Monday, May 26, 2008
Indiana Jones and the Kingdom of the Lost Plot
I saw the new Indiana Jones movie tonight...
I don't know what my problem is. After all, this movie's probably getting great reviews. I've only come across one review so far (which was favourable), but I'd lay money on all the standard superlative-laden cliches on 95% of all the reviews that ever come out: "an action-packed thrill ride!"; "Blanchett is fantastic!"; "a fun-filled adventure that leaves you on the edge of your seat!".
But the only reason I sat through it was because I'd invited my wife out for the evening and I didn't want to spoil everything. Yes, I'm saying I thought the movie was a waste of time. The story is convoluted and gap-laden; there's a crystal skull with magical powers, and some old professor friend, and Indy has to travel to Peru, and there's some lost city of gold, which turns out not to be of gold at all, but of "treasure", which turns out to not have "treasure" at all - or I should say, the "treasure" turns out to be knowledge, though we never even get to find out what the knowledge might consist of...and weird aliens who number fourteen, but also assimilate into one, and can waft in and out of our dimension, who are from "the space between the spaces"...and I would bet a thousand bucks that not one of ten of the people who emerge saying they loved the movie could give any coherent account of its plot.
However, there are all the requisite giant explosions and people-eating insects and car crashes and cutesy jokes and magical survivals after falling down three gigantic waterfalls and being shot at by fifteen Russian soldiers with machine guns ten feet away. And because the bad guys are the commies, there is also Spielberg's misguidedly dutiful depiction of how evil American anti-communists were (sort of a scaled-down reminder of Spielberg's attempt in "Munich" to show "both sides" of the 1972 PLO kidnapping and murder of Israeli athletes. "Both sides" of murder? Maybe Spielberg in the future will also take time to show us "both sides" of the Menendez Brothers story, the Ted Bundy story, and the Charles Manson story).

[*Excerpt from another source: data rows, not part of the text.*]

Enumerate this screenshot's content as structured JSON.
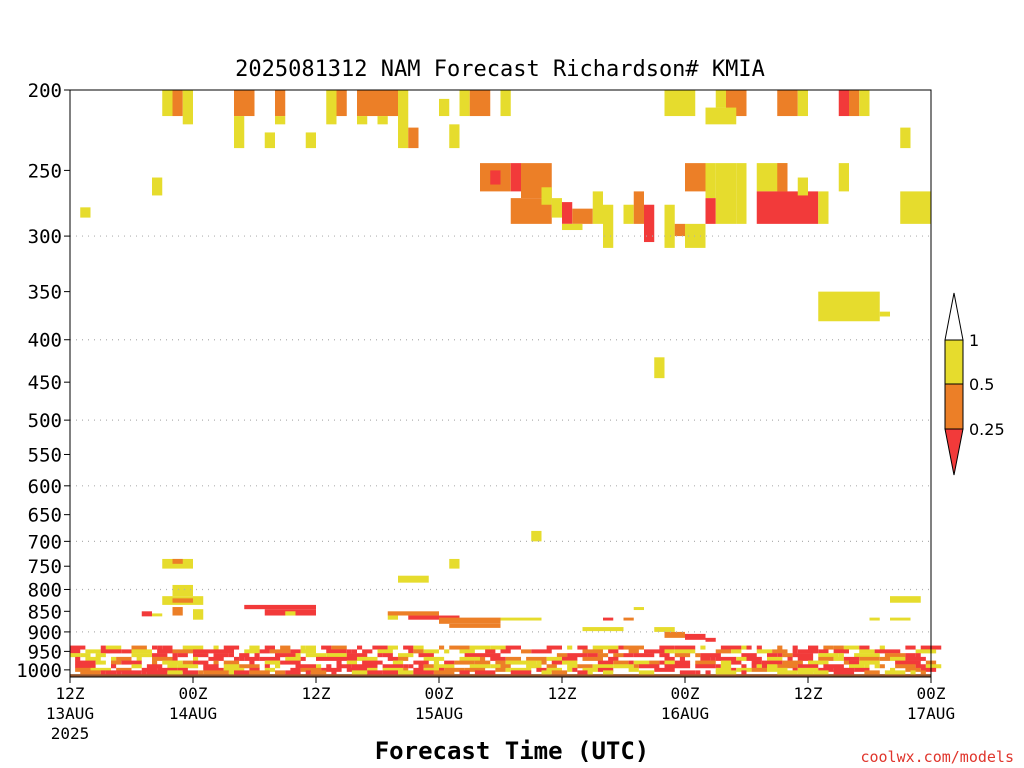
{
  "chart_data": {
    "type": "heatmap",
    "title": "2025081312 NAM Forecast Richardson# KMIA",
    "xlabel": "Forecast Time (UTC)",
    "watermark": "coolwx.com/models",
    "y_scale": "log-pressure",
    "y_range_hpa": [
      1020,
      200
    ],
    "y_ticks": [
      200,
      250,
      300,
      350,
      400,
      450,
      500,
      550,
      600,
      650,
      700,
      750,
      800,
      850,
      900,
      950,
      1000
    ],
    "y_gridlines": [
      300,
      400,
      500,
      600,
      700,
      800,
      900
    ],
    "x_range_hours": [
      0,
      84
    ],
    "x_ticks": [
      {
        "hour": 0,
        "top": "12Z",
        "mid": "13AUG",
        "bot": "2025"
      },
      {
        "hour": 12,
        "top": "00Z",
        "mid": "14AUG",
        "bot": ""
      },
      {
        "hour": 24,
        "top": "12Z",
        "mid": "",
        "bot": ""
      },
      {
        "hour": 36,
        "top": "00Z",
        "mid": "15AUG",
        "bot": ""
      },
      {
        "hour": 48,
        "top": "12Z",
        "mid": "",
        "bot": ""
      },
      {
        "hour": 60,
        "top": "00Z",
        "mid": "16AUG",
        "bot": ""
      },
      {
        "hour": 72,
        "top": "12Z",
        "mid": "",
        "bot": ""
      },
      {
        "hour": 84,
        "top": "00Z",
        "mid": "17AUG",
        "bot": ""
      }
    ],
    "legend": {
      "thresholds": [
        "1",
        "0.5",
        "0.25"
      ],
      "colors": {
        "lt_0_25": "#f23a3a",
        "0_25_to_0_5": "#ec7f27",
        "0_5_to_1": "#e6dc2d",
        "gt_1": "#ffffff"
      }
    },
    "colors": {
      "red": "#f23a3a",
      "orange": "#ec7f27",
      "yellow": "#e6dc2d",
      "ground": "#96542b",
      "grid": "#b0b0b0"
    },
    "cells": [
      {
        "h0": 9,
        "h1": 10,
        "p0": 200,
        "p1": 215,
        "c": "yellow"
      },
      {
        "h0": 10,
        "h1": 11,
        "p0": 200,
        "p1": 215,
        "c": "orange"
      },
      {
        "h0": 11,
        "h1": 12,
        "p0": 200,
        "p1": 220,
        "c": "yellow"
      },
      {
        "h0": 16,
        "h1": 18,
        "p0": 200,
        "p1": 215,
        "c": "orange"
      },
      {
        "h0": 16,
        "h1": 17,
        "p0": 215,
        "p1": 235,
        "c": "yellow"
      },
      {
        "h0": 20,
        "h1": 21,
        "p0": 200,
        "p1": 215,
        "c": "orange"
      },
      {
        "h0": 20,
        "h1": 21,
        "p0": 215,
        "p1": 220,
        "c": "yellow"
      },
      {
        "h0": 19,
        "h1": 20,
        "p0": 225,
        "p1": 235,
        "c": "yellow"
      },
      {
        "h0": 23,
        "h1": 24,
        "p0": 225,
        "p1": 235,
        "c": "yellow"
      },
      {
        "h0": 25,
        "h1": 26,
        "p0": 200,
        "p1": 220,
        "c": "yellow"
      },
      {
        "h0": 26,
        "h1": 27,
        "p0": 200,
        "p1": 215,
        "c": "orange"
      },
      {
        "h0": 28,
        "h1": 32,
        "p0": 200,
        "p1": 215,
        "c": "orange"
      },
      {
        "h0": 28,
        "h1": 29,
        "p0": 215,
        "p1": 220,
        "c": "yellow"
      },
      {
        "h0": 30,
        "h1": 31,
        "p0": 215,
        "p1": 220,
        "c": "yellow"
      },
      {
        "h0": 32,
        "h1": 33,
        "p0": 200,
        "p1": 235,
        "c": "yellow"
      },
      {
        "h0": 33,
        "h1": 34,
        "p0": 222,
        "p1": 235,
        "c": "orange"
      },
      {
        "h0": 36,
        "h1": 37,
        "p0": 205,
        "p1": 215,
        "c": "yellow"
      },
      {
        "h0": 37,
        "h1": 38,
        "p0": 220,
        "p1": 235,
        "c": "yellow"
      },
      {
        "h0": 38,
        "h1": 39,
        "p0": 200,
        "p1": 215,
        "c": "yellow"
      },
      {
        "h0": 39,
        "h1": 41,
        "p0": 200,
        "p1": 215,
        "c": "orange"
      },
      {
        "h0": 42,
        "h1": 43,
        "p0": 200,
        "p1": 215,
        "c": "yellow"
      },
      {
        "h0": 58,
        "h1": 61,
        "p0": 200,
        "p1": 215,
        "c": "yellow"
      },
      {
        "h0": 63,
        "h1": 64,
        "p0": 200,
        "p1": 210,
        "c": "yellow"
      },
      {
        "h0": 64,
        "h1": 66,
        "p0": 200,
        "p1": 215,
        "c": "orange"
      },
      {
        "h0": 62,
        "h1": 65,
        "p0": 210,
        "p1": 220,
        "c": "yellow"
      },
      {
        "h0": 69,
        "h1": 71,
        "p0": 200,
        "p1": 215,
        "c": "orange"
      },
      {
        "h0": 71,
        "h1": 72,
        "p0": 200,
        "p1": 215,
        "c": "yellow"
      },
      {
        "h0": 75,
        "h1": 76,
        "p0": 200,
        "p1": 215,
        "c": "red"
      },
      {
        "h0": 76,
        "h1": 77,
        "p0": 200,
        "p1": 215,
        "c": "orange"
      },
      {
        "h0": 77,
        "h1": 78,
        "p0": 200,
        "p1": 215,
        "c": "yellow"
      },
      {
        "h0": 81,
        "h1": 82,
        "p0": 222,
        "p1": 235,
        "c": "yellow"
      },
      {
        "h0": 8,
        "h1": 9,
        "p0": 255,
        "p1": 268,
        "c": "yellow"
      },
      {
        "h0": 1,
        "h1": 2,
        "p0": 277,
        "p1": 285,
        "c": "yellow"
      },
      {
        "h0": 40,
        "h1": 42,
        "p0": 245,
        "p1": 265,
        "c": "orange"
      },
      {
        "h0": 41,
        "h1": 42,
        "p0": 250,
        "p1": 260,
        "c": "red"
      },
      {
        "h0": 42,
        "h1": 43,
        "p0": 245,
        "p1": 265,
        "c": "orange"
      },
      {
        "h0": 43,
        "h1": 44,
        "p0": 245,
        "p1": 265,
        "c": "red"
      },
      {
        "h0": 44,
        "h1": 47,
        "p0": 245,
        "p1": 270,
        "c": "orange"
      },
      {
        "h0": 43,
        "h1": 47,
        "p0": 270,
        "p1": 290,
        "c": "orange"
      },
      {
        "h0": 46,
        "h1": 47,
        "p0": 262,
        "p1": 275,
        "c": "yellow"
      },
      {
        "h0": 47,
        "h1": 48,
        "p0": 270,
        "p1": 285,
        "c": "yellow"
      },
      {
        "h0": 48,
        "h1": 49,
        "p0": 273,
        "p1": 290,
        "c": "red"
      },
      {
        "h0": 49,
        "h1": 51,
        "p0": 278,
        "p1": 290,
        "c": "orange"
      },
      {
        "h0": 48,
        "h1": 50,
        "p0": 290,
        "p1": 295,
        "c": "yellow"
      },
      {
        "h0": 51,
        "h1": 52,
        "p0": 265,
        "p1": 290,
        "c": "yellow"
      },
      {
        "h0": 52,
        "h1": 53,
        "p0": 275,
        "p1": 310,
        "c": "yellow"
      },
      {
        "h0": 54,
        "h1": 55,
        "p0": 275,
        "p1": 290,
        "c": "yellow"
      },
      {
        "h0": 55,
        "h1": 56,
        "p0": 265,
        "p1": 290,
        "c": "orange"
      },
      {
        "h0": 56,
        "h1": 57,
        "p0": 275,
        "p1": 305,
        "c": "red"
      },
      {
        "h0": 58,
        "h1": 59,
        "p0": 275,
        "p1": 310,
        "c": "yellow"
      },
      {
        "h0": 59,
        "h1": 60,
        "p0": 290,
        "p1": 300,
        "c": "orange"
      },
      {
        "h0": 60,
        "h1": 62,
        "p0": 290,
        "p1": 310,
        "c": "yellow"
      },
      {
        "h0": 60,
        "h1": 62,
        "p0": 245,
        "p1": 265,
        "c": "orange"
      },
      {
        "h0": 62,
        "h1": 63,
        "p0": 245,
        "p1": 270,
        "c": "yellow"
      },
      {
        "h0": 62,
        "h1": 63,
        "p0": 270,
        "p1": 290,
        "c": "red"
      },
      {
        "h0": 63,
        "h1": 65,
        "p0": 245,
        "p1": 290,
        "c": "yellow"
      },
      {
        "h0": 65,
        "h1": 66,
        "p0": 245,
        "p1": 290,
        "c": "yellow"
      },
      {
        "h0": 67,
        "h1": 70,
        "p0": 245,
        "p1": 265,
        "c": "yellow"
      },
      {
        "h0": 69,
        "h1": 70,
        "p0": 245,
        "p1": 265,
        "c": "orange"
      },
      {
        "h0": 67,
        "h1": 73,
        "p0": 265,
        "p1": 290,
        "c": "red"
      },
      {
        "h0": 71,
        "h1": 72,
        "p0": 255,
        "p1": 268,
        "c": "yellow"
      },
      {
        "h0": 73,
        "h1": 74,
        "p0": 265,
        "p1": 290,
        "c": "yellow"
      },
      {
        "h0": 75,
        "h1": 76,
        "p0": 245,
        "p1": 265,
        "c": "yellow"
      },
      {
        "h0": 81,
        "h1": 84,
        "p0": 265,
        "p1": 290,
        "c": "yellow"
      },
      {
        "h0": 73,
        "h1": 79,
        "p0": 350,
        "p1": 380,
        "c": "yellow"
      },
      {
        "h0": 79,
        "h1": 80,
        "p0": 370,
        "p1": 375,
        "c": "yellow"
      },
      {
        "h0": 57,
        "h1": 58,
        "p0": 420,
        "p1": 445,
        "c": "yellow"
      },
      {
        "h0": 45,
        "h1": 46,
        "p0": 680,
        "p1": 700,
        "c": "yellow"
      },
      {
        "h0": 9,
        "h1": 12,
        "p0": 735,
        "p1": 755,
        "c": "yellow"
      },
      {
        "h0": 10,
        "h1": 11,
        "p0": 735,
        "p1": 745,
        "c": "orange"
      },
      {
        "h0": 37,
        "h1": 38,
        "p0": 735,
        "p1": 755,
        "c": "yellow"
      },
      {
        "h0": 32,
        "h1": 35,
        "p0": 770,
        "p1": 785,
        "c": "yellow"
      },
      {
        "h0": 10,
        "h1": 12,
        "p0": 790,
        "p1": 815,
        "c": "yellow"
      },
      {
        "h0": 9,
        "h1": 13,
        "p0": 815,
        "p1": 835,
        "c": "yellow"
      },
      {
        "h0": 10,
        "h1": 12,
        "p0": 820,
        "p1": 830,
        "c": "orange"
      },
      {
        "h0": 10,
        "h1": 11,
        "p0": 840,
        "p1": 860,
        "c": "orange"
      },
      {
        "h0": 12,
        "h1": 13,
        "p0": 845,
        "p1": 870,
        "c": "yellow"
      },
      {
        "h0": 7,
        "h1": 8,
        "p0": 850,
        "p1": 862,
        "c": "red"
      },
      {
        "h0": 8,
        "h1": 9,
        "p0": 855,
        "p1": 862,
        "c": "yellow"
      },
      {
        "h0": 17,
        "h1": 24,
        "p0": 835,
        "p1": 845,
        "c": "red"
      },
      {
        "h0": 19,
        "h1": 24,
        "p0": 845,
        "p1": 860,
        "c": "red"
      },
      {
        "h0": 21,
        "h1": 22,
        "p0": 850,
        "p1": 860,
        "c": "yellow"
      },
      {
        "h0": 31,
        "h1": 36,
        "p0": 850,
        "p1": 860,
        "c": "orange"
      },
      {
        "h0": 31,
        "h1": 32,
        "p0": 860,
        "p1": 870,
        "c": "yellow"
      },
      {
        "h0": 33,
        "h1": 38,
        "p0": 860,
        "p1": 870,
        "c": "red"
      },
      {
        "h0": 36,
        "h1": 42,
        "p0": 865,
        "p1": 880,
        "c": "orange"
      },
      {
        "h0": 37,
        "h1": 42,
        "p0": 880,
        "p1": 890,
        "c": "orange"
      },
      {
        "h0": 42,
        "h1": 46,
        "p0": 865,
        "p1": 872,
        "c": "yellow"
      },
      {
        "h0": 55,
        "h1": 56,
        "p0": 840,
        "p1": 847,
        "c": "yellow"
      },
      {
        "h0": 52,
        "h1": 53,
        "p0": 865,
        "p1": 872,
        "c": "red"
      },
      {
        "h0": 54,
        "h1": 55,
        "p0": 865,
        "p1": 872,
        "c": "orange"
      },
      {
        "h0": 80,
        "h1": 83,
        "p0": 815,
        "p1": 830,
        "c": "yellow"
      },
      {
        "h0": 78,
        "h1": 79,
        "p0": 865,
        "p1": 872,
        "c": "yellow"
      },
      {
        "h0": 80,
        "h1": 82,
        "p0": 865,
        "p1": 872,
        "c": "yellow"
      },
      {
        "h0": 50,
        "h1": 54,
        "p0": 888,
        "p1": 898,
        "c": "yellow"
      },
      {
        "h0": 57,
        "h1": 59,
        "p0": 888,
        "p1": 900,
        "c": "yellow"
      },
      {
        "h0": 58,
        "h1": 60,
        "p0": 900,
        "p1": 915,
        "c": "orange"
      },
      {
        "h0": 60,
        "h1": 62,
        "p0": 905,
        "p1": 920,
        "c": "red"
      },
      {
        "h0": 62,
        "h1": 63,
        "p0": 915,
        "p1": 925,
        "c": "red"
      },
      {
        "h0": 0,
        "h1": 84,
        "p0": 1012,
        "p1": 1020,
        "c": "ground"
      }
    ],
    "low_level": {
      "layers": [
        940,
        950,
        960,
        970,
        980,
        990,
        1000,
        1007
      ],
      "ramp_start_hpa": 905
    }
  }
}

Cranky? Sure. I couldn't even stand all the hammed-out "Indy and Marion Together Again" nostalgia show (probably not least because the indescribable glee that Karen Allen understandably feels at finally finding another Hollywood job after twenty years just seemed to ooze off her in every scene. Everytime the camera panned over to her, her facial expressions were such that I thought she was going to start screaming, "thank you Steven! Oh God! Thank you! Thank you SO MUCH! FINALLY ANOTHER ACTING ROLE! FINALLY SOME MONEY!"). And that Indy and Marion ended up falling in love and getting along famously and then getting married, when their incorrigibly on-again off-again love-hate dynamic was firmly established two decades ago, seemed awfully forced. I just don't see it.
Anyway...I think that in an effort to keep things rolling, this movie tried to do way too much. It could still have featured lots of action; but clearer, tighter plot lines and more actual drama - as in, believable characters interacting with each other as humans in believable ways - would have helped (see "Casino Royale", which, for my money, combined these things very successfully).